Nov 24, 2012; Tallahassee, FL, USA; Florida Gators quarterback Jeff Driskel (6) against the Florida State Seminoles during the first half at Doak Campbell Stadium. Mandatory Credit: Kevin Liles-USA TODAY Sports
The defense is unlikely to set the table as neatly for Driskel and the offense as it did a season ago. Driskel will also not have the same level of ground support he did in 2012.
Gone is Mike Gillislee, he of the 1152 yards and 10 touchdowns. The competition to replace Gillislee as primary ball carrier has been a mess.
Veteran front runner Matt Jones came out of fall camp with a viral infection, from which he has yet to recover. Jones’ absence has rendered the Gator running back depth chart one of the more confounding story lines heading into Week 1.
Rarely utilized junior Mack Brown is No. 1, with a former walk-on, Mark Herndon, listed ahead of ballyhooed true freshman Kelvin Taylor. All three are total mysteries.
The Gator roster is not lacking for talent, and would overcome its deficincies against most opponents. The operative word there is most, and Florida happens to draw a schedule rife with the exceptions.
Drawing Miami early in the year works against the Florida Gators. Al Golden will lead one of the most veteran teams in the nation against one of the youngest.
Florida should still be working out its defensive makeup in Week 2, while Miami quarterback Stephen Morris is capable of attacking in much the same fashion as Teddy Bridgewater during January’s Sugar Bowl.
The U’s most glaring weaknesses are on defense, which forces the Gators to score. That plays directly against UF’s own Achilles’ heel.
SEC scheduling did the Gators no favors. Florida travels to LSU in a guaranteed cross-division rivalry game. On the heels of visiting Death Valley, UF goes to Missouri.

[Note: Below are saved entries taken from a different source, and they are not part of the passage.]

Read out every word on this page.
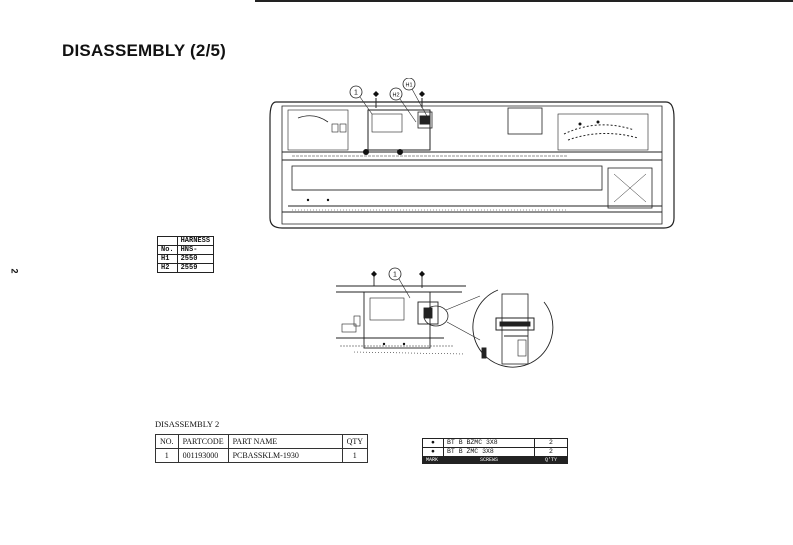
DISASSEMBLY (2/5)
2
1	H2
H1
	HARNESS
No.	HNS-
H1	2550
H2	2559
1
DISASSEMBLY 2
NO.	PARTCODE	PART NAME	QTY
1	001193000	PCBASSKLM-1930	1
●	BT B BZMC 3X8	2
●	BT B ZMC 3X8	2
MARK	SCREWS	Q'TY
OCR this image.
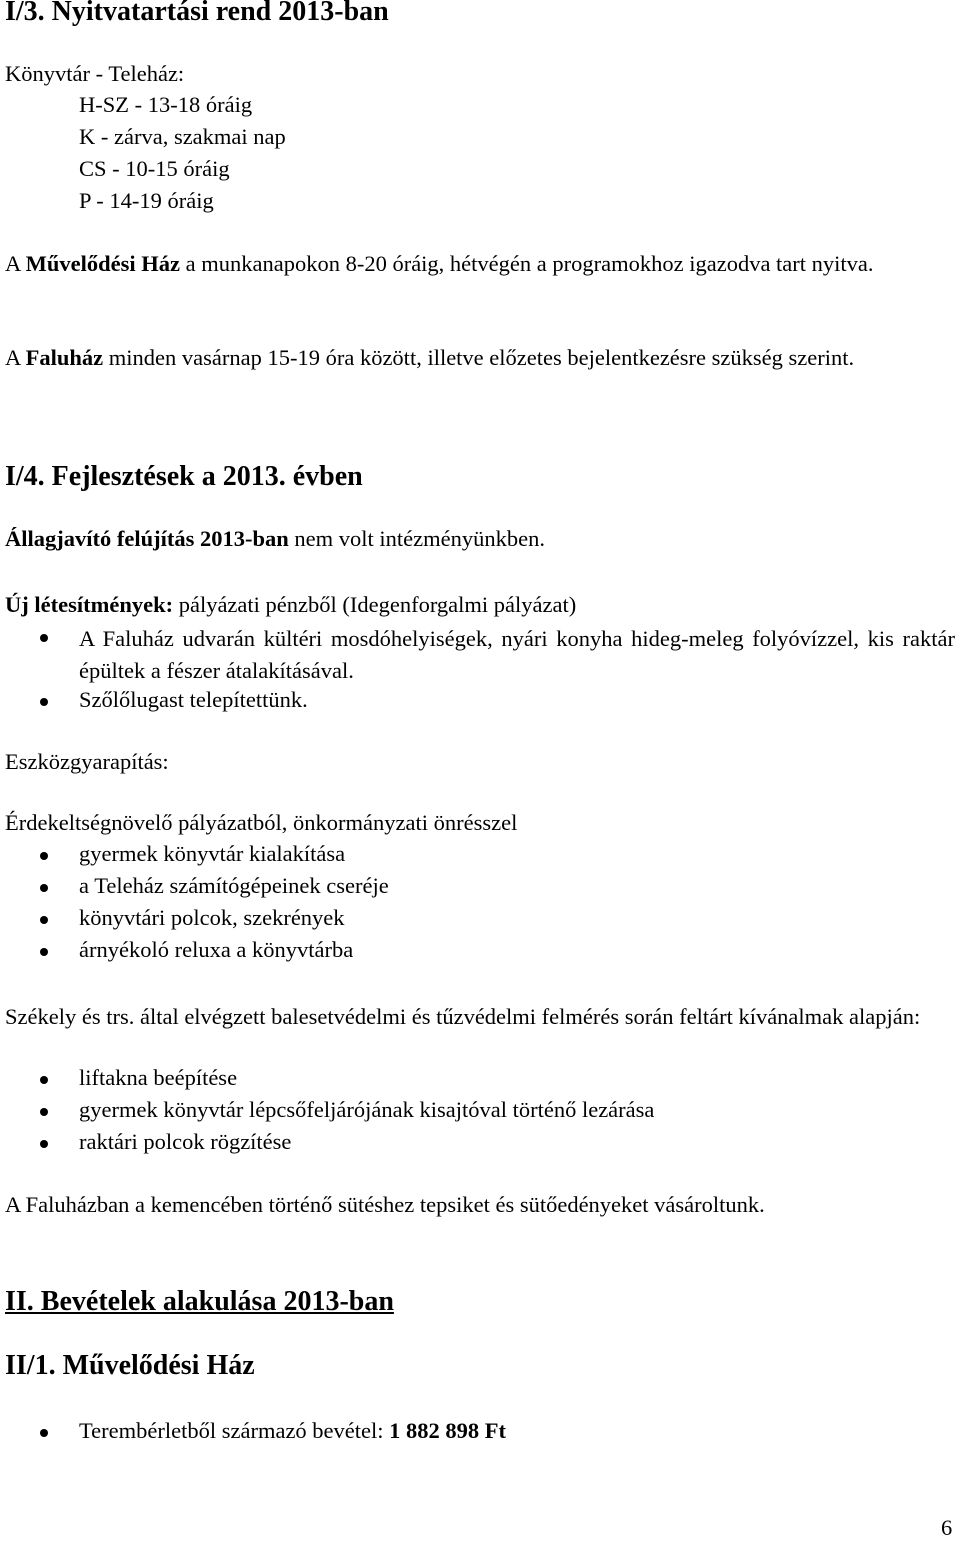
I/3. Nyitvatartási rend 2013-ban

Könyvtár - Teleház:

H-SZ - 13-18 óráig

K - zárva, szakmai nap

CS - 10-15 óráig

P - 14-19 óráig

A Művelődési Ház a munkanapokon 8-20 óráig, hétvégén a programokhoz igazodva tart nyitva.

A Faluház minden vasárnap 15-19 óra között, illetve előzetes bejelentkezésre szükség szerint.

I/4. Fejlesztések a 2013. évben

Állagjavító felújítás 2013-ban nem volt intézményünkben.

Új létesítmények: pályázati pénzből (Idegenforgalmi pályázat)

A Faluház udvarán kültéri mosdóhelyiségek, nyári konyha hideg-meleg folyóvízzel, kis raktár épültek a fészer átalakításával.

Szőlőlugast telepítettünk.

Eszközgyarapítás:

Érdekeltségnövelő pályázatból, önkormányzati önrésszel

gyermek könyvtár kialakítása

a Teleház számítógépeinek cseréje

könyvtári polcok, szekrények

árnyékoló reluxa a könyvtárba

Székely és trs. által elvégzett balesetvédelmi és tűzvédelmi felmérés során feltárt kívánalmak alapján:

liftakna beépítése

gyermek könyvtár lépcsőfeljárójának kisajtóval történő lezárása

raktári polcok rögzítése

A Faluházban a kemencében történő sütéshez tepsiket és sütőedényeket vásároltunk.

II. Bevételek alakulása 2013-ban
II/1. Művelődési Ház

Terembérletből származó bevétel: 1 882 898 Ft

6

The Gators’ inaugural visit to Columbia, Mo. comes before the bye week. UF came out ahead by one score last season in one of the uglier contests of 2012. Missouri should be much improved this time.
A loss against LSU compounds the importance of holding off the MU Tigers and entering the bye week with confidence, because the back-stretch is make-or-break.
UF draws Georgia in the annual, neutral field rivalry game and the prospect of a three-game losing skid (both in the series and on the year) is very real.
Vanderbilt visits Gainesville before a road trip to South Carolina. The Gamecocks were blasted on their trip to Ben Hill Griffin Stadium last season, 44-11.
Florida’s turnover margin success was never more evident than in this contest, when it gained four to South Carolina’s none. The Gators scored on drives of 29, 11, two and one yard. That translates to one point every 1.5 yards.
After such a catastrophic performance against his former program in 2012, rest assured Steve Spurrier has this date double-circled on his 2013 calendar.
After the obligatory SEC bodybag week, Florida closes with Florida State. This could be another clash of 10 win teams, as it was last November. This could just as easily be Florida’s chance to put a disappointing season behind it and lay the foundation for 2014, when Driskel will be a senior and the bevy of talent Muschamp has recruited is more seasoned.